Srivastava to obtain further and larger amounts from the

complainant on false pretexts which were not paid for the

reason that the complainant had become suspicious about the

intention and the genuineness of the representations being

made by Sh. Vikas Srivastava.

24. The allegations as laid thus prima facie disclose a

concerted design to dupe persons into making payments to

the applicant and substantial arrangements had been made by

him to lend credence to the false promises held out. There are

allegations that several other persons have been similarly

cheated.

25. Deprivation of liberty is a matter of grave concern. In

para 17 of the pronouncement reported at AIR 1978 SC 527 :

(1978) 1 SCC 240 Babu Singh & Ors. vs. State of U.P.,

the Apex Court has noticed that the same may be permissible

when law authorising it is inter alia geared to the goals of

community good. Refusal of bail is not for punitive purpose

but for the bifocal interests of justice - to the individual

involved and society affected.

26. The court observed that in regard to habituals, a

thoughtless bail order would enable the accused to exploit the

opportunity to inflict further crimes on the members of society.

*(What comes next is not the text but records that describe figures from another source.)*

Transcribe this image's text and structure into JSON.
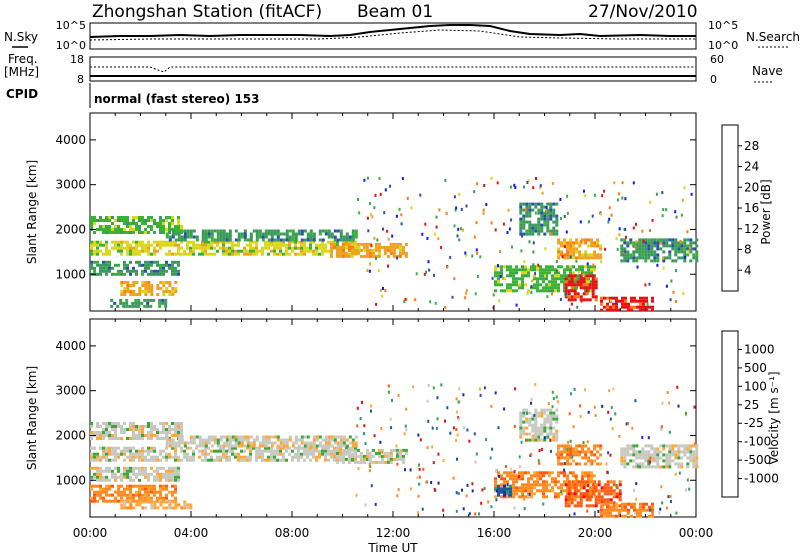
{
  "header": {
    "station": "Zhongshan Station (fitACF)",
    "beam": "Beam 01",
    "date": "27/Nov/2010"
  },
  "top_panels": {
    "nsky_label": "N.Sky",
    "nsearch_label": "N.Search",
    "nsky_ticks": [
      "10^5",
      "10^0"
    ],
    "freq_label_1": "Freq.",
    "freq_label_2": "[MHz]",
    "freq_ticks": [
      "18",
      "8"
    ],
    "nave_label": "Nave",
    "nave_ticks": [
      "60",
      "0"
    ],
    "cpid_label": "CPID",
    "cpid_text": "normal (fast stereo) 153"
  },
  "chart_data": [
    {
      "type": "heatmap",
      "name": "power",
      "ylabel": "Slant Range [km]",
      "xlabel": "",
      "colorbar_label": "Power [dB]",
      "colorbar_ticks": [
        "4",
        "8",
        "12",
        "16",
        "20",
        "24",
        "28"
      ],
      "colorbar_colors": [
        "#0a1ee8",
        "#2b4fb0",
        "#3a9a5a",
        "#3ab23a",
        "#d8d818",
        "#f0a020",
        "#ff7a10",
        "#e81010"
      ],
      "x_ticks": [
        "00:00",
        "04:00",
        "08:00",
        "12:00",
        "16:00",
        "20:00",
        "00:00"
      ],
      "x_hours": [
        0,
        24
      ],
      "y_ticks": [
        "1000",
        "2000",
        "3000",
        "4000"
      ],
      "ylim": [
        180,
        4600
      ],
      "blobs": [
        {
          "t0": 0.0,
          "t1": 3.6,
          "r0": 1950,
          "r1": 2300,
          "c": 3
        },
        {
          "t0": 0.0,
          "t1": 10.5,
          "r0": 1450,
          "r1": 1750,
          "c": 4
        },
        {
          "t0": 3.0,
          "t1": 10.5,
          "r0": 1750,
          "r1": 2000,
          "c": 2
        },
        {
          "t0": 0.0,
          "t1": 3.5,
          "r0": 1000,
          "r1": 1300,
          "c": 2
        },
        {
          "t0": 1.2,
          "t1": 3.4,
          "r0": 550,
          "r1": 850,
          "c": 5
        },
        {
          "t0": 0.8,
          "t1": 3.0,
          "r0": 300,
          "r1": 450,
          "c": 2
        },
        {
          "t0": 9.5,
          "t1": 12.5,
          "r0": 1400,
          "r1": 1700,
          "c": 5
        },
        {
          "t0": 16.0,
          "t1": 20.0,
          "r0": 650,
          "r1": 1200,
          "c": 3
        },
        {
          "t0": 18.5,
          "t1": 20.2,
          "r0": 1350,
          "r1": 1800,
          "c": 5
        },
        {
          "t0": 18.8,
          "t1": 20.0,
          "r0": 400,
          "r1": 1000,
          "c": 7
        },
        {
          "t0": 20.2,
          "t1": 22.3,
          "r0": 180,
          "r1": 500,
          "c": 7
        },
        {
          "t0": 21.0,
          "t1": 24.0,
          "r0": 1300,
          "r1": 1800,
          "c": 2
        },
        {
          "t0": 17.0,
          "t1": 18.5,
          "r0": 1900,
          "r1": 2600,
          "c": 2
        }
      ]
    },
    {
      "type": "heatmap",
      "name": "velocity",
      "ylabel": "Slant Range [km]",
      "xlabel": "Time UT",
      "colorbar_label": "Velocity [m s⁻¹]",
      "colorbar_ticks": [
        "-1000",
        "-500",
        "-100",
        "-25",
        "25",
        "100",
        "500",
        "1000"
      ],
      "colorbar_colors": [
        "#e81010",
        "#ff5a10",
        "#ff8a20",
        "#ffa838",
        "#c8c8c0",
        "#3aa83a",
        "#2a9a7a",
        "#1a5a9a",
        "#1a2ab8"
      ],
      "x_ticks": [
        "00:00",
        "04:00",
        "08:00",
        "12:00",
        "16:00",
        "20:00",
        "00:00"
      ],
      "x_hours": [
        0,
        24
      ],
      "y_ticks": [
        "1000",
        "2000",
        "3000",
        "4000"
      ],
      "ylim": [
        180,
        4600
      ],
      "blobs": [
        {
          "t0": 0.0,
          "t1": 3.6,
          "r0": 1950,
          "r1": 2300,
          "c": 4
        },
        {
          "t0": 0.0,
          "t1": 10.5,
          "r0": 1450,
          "r1": 1750,
          "c": 4
        },
        {
          "t0": 3.0,
          "t1": 10.5,
          "r0": 1750,
          "r1": 2000,
          "c": 4
        },
        {
          "t0": 0.0,
          "t1": 3.5,
          "r0": 1000,
          "r1": 1300,
          "c": 4
        },
        {
          "t0": 0.0,
          "t1": 3.4,
          "r0": 550,
          "r1": 900,
          "c": 2
        },
        {
          "t0": 1.2,
          "t1": 4.0,
          "r0": 350,
          "r1": 550,
          "c": 3
        },
        {
          "t0": 9.5,
          "t1": 12.5,
          "r0": 1400,
          "r1": 1700,
          "c": 4
        },
        {
          "t0": 16.0,
          "t1": 20.0,
          "r0": 650,
          "r1": 1200,
          "c": 2
        },
        {
          "t0": 18.5,
          "t1": 20.2,
          "r0": 1350,
          "r1": 1800,
          "c": 2
        },
        {
          "t0": 18.8,
          "t1": 21.0,
          "r0": 400,
          "r1": 1000,
          "c": 1
        },
        {
          "t0": 20.2,
          "t1": 22.3,
          "r0": 180,
          "r1": 500,
          "c": 2
        },
        {
          "t0": 21.0,
          "t1": 24.0,
          "r0": 1300,
          "r1": 1800,
          "c": 4
        },
        {
          "t0": 17.0,
          "t1": 18.5,
          "r0": 1900,
          "r1": 2600,
          "c": 4
        },
        {
          "t0": 16.0,
          "t1": 16.6,
          "r0": 650,
          "r1": 900,
          "c": 7
        }
      ]
    }
  ]
}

Exercise of bail discretion on the basis of evidence about the

criminal record of a defendant is, therefore, not an exercise in

irrelevance. The court has also to consider the likelihood of

the applicant interfering with the witnesses for the prosecution

of or otherwise polluting the process of justice.

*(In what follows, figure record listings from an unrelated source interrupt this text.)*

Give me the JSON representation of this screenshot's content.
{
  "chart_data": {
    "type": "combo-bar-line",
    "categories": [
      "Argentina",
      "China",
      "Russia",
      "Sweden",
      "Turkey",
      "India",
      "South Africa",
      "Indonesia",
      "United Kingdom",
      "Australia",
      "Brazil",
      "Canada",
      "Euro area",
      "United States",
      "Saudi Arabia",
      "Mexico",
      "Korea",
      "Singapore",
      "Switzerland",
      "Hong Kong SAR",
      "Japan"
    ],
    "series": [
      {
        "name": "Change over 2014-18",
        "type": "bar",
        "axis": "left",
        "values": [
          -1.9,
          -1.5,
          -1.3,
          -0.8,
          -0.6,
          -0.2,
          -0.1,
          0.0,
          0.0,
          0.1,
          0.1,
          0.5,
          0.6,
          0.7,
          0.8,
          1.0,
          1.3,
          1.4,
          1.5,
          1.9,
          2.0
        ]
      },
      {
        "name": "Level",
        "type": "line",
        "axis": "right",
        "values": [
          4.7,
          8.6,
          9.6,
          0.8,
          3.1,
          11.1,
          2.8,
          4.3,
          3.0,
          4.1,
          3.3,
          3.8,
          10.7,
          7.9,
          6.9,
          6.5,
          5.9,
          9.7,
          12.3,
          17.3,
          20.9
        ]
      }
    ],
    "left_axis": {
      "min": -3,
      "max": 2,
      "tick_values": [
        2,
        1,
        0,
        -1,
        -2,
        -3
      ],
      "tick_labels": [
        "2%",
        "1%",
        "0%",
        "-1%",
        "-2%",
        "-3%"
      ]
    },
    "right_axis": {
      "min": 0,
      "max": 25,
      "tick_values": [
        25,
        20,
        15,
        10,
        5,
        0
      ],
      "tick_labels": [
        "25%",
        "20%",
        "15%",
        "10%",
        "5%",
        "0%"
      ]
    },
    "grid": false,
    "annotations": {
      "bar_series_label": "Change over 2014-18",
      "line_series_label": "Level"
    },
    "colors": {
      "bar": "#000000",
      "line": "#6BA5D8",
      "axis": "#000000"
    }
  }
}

27. In (1977) 4 SCC 308 State of Rajasthan, Jaipur vs.

Balchand allias Balley, the Apex Court held that the basic

rule is to grant bail except where there are circumstances

suggestive of fleeing from justice or thwarting the course of

justice or creating other troubles in the shape of repeating

offences, or intimidating witnesses and the like.

28. It is nobody's case that the offences which have been

alleged by the complainant are bailable offences. The Apex

Court has laid down the conditions which must weigh with the

court while grant of bail which include consideration of nature

and seriousness of the offence; character of the evidence and

the larger interest of the public or the state. In the instant

case, certainly the offence alleged is of serious nature.

Nothing has been placed to support that the applicant has any

roots in society. There is not even a whisper of an assertion in

the application or in any submission that he is involved in any

respectable trade business vocation. On the other hand, there

are allegations of involvement of his father and brother in the

transactions as well.

29. It is the applicant who is alleged to have opened the bank

accounts; started a firm; cheated persons and misappropriated

the money obtained from them. A well orchestrated

conspiracy; the impact on public interest; propensity to cheat

other persons are some of the relevant considerations which

would weigh with the court in grant of the bail. In this

background, there is grave possibility of repetition of the

offences and the applicant is clearly disentitled to exercise of

discretion in his favour.

30. It is not the applicant's case that the witnesses are only

official witness. Learned APP has urged that the applicant has

not cooperated in tracing the transactions. He has also not

facilitated the investigation agency to reach other persons. An

apprehension is expressed that the applicant may tamper with

the evidence by advancing monetary amounts to the victims

and thereby thwart the course of justice.

For all these reasons, I see no reason to disagree with the

learned ASJ who has recorded detailed reasons as well in his

order dated 8th June, 2009.

The application is, therefore, dismissed.